NCI provided relief funds to grantees at Tulane University, LSU Health Science Center, University of South Alabama, Loyola University New Orleans, and Ochsner Clinic Foundation, and awarded a supplement to a contract with the Louisiana Tumor Registry.

Several grantees moved to new institutions in other states. NCI expedited transfers to these institutions and ensured that relief funds were distributed as quickly as possible.

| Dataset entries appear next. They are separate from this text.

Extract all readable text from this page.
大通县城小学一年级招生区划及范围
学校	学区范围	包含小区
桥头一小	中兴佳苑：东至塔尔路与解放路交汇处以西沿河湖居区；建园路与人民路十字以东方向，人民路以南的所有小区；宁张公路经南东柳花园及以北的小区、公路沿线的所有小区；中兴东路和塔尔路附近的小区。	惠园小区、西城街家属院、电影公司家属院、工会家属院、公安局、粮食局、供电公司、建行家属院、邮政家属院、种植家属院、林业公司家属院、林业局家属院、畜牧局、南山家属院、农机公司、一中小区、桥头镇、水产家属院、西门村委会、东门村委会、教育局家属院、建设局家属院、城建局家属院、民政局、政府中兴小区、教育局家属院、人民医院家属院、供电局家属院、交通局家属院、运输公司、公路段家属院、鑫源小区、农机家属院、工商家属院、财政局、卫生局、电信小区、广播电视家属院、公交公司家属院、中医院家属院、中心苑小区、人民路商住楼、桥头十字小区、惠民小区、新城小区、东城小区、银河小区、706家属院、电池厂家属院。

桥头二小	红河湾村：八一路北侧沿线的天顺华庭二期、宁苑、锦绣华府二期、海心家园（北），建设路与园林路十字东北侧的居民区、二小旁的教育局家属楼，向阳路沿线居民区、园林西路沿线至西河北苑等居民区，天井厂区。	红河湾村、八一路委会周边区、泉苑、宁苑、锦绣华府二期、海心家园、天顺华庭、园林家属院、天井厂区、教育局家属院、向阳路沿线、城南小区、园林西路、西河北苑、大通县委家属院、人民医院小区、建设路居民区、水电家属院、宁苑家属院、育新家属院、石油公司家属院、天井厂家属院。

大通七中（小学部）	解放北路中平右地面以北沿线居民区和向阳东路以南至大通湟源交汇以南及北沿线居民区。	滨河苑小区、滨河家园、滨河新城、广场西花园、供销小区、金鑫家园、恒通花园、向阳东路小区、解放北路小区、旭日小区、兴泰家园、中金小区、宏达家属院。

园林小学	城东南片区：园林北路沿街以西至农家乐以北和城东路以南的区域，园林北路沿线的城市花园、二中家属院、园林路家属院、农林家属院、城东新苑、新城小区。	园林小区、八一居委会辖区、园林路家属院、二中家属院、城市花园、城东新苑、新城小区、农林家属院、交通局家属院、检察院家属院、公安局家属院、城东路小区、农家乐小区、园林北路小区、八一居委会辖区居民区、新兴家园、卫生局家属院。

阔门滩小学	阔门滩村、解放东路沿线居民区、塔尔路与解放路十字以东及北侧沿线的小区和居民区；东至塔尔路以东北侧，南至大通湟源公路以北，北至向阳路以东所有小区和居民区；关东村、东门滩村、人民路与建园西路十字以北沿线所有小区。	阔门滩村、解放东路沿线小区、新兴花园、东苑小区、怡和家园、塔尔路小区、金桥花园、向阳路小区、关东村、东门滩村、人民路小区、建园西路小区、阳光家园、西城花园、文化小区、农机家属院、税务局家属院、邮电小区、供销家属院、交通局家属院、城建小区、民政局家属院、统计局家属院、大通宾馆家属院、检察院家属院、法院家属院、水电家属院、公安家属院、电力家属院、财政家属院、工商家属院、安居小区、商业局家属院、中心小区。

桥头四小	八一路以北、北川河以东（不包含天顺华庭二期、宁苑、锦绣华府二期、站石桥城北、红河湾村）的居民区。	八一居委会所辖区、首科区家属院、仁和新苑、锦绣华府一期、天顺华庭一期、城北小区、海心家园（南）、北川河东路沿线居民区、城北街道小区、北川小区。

"It's impossible to calculate the total damage resulting from Katrina," says Mr. White. "I'd say that many investigators lost at least a full year of research. The loss of basic and clinical data was phenomenal, but most of the investigators were able to resume their work either in New Orleans or in another city. I'm glad that NCI Director Dr. John Niederhuber, the Executive Committee, and other NCI staff were able to help them to do that and continue to support the recovery effort."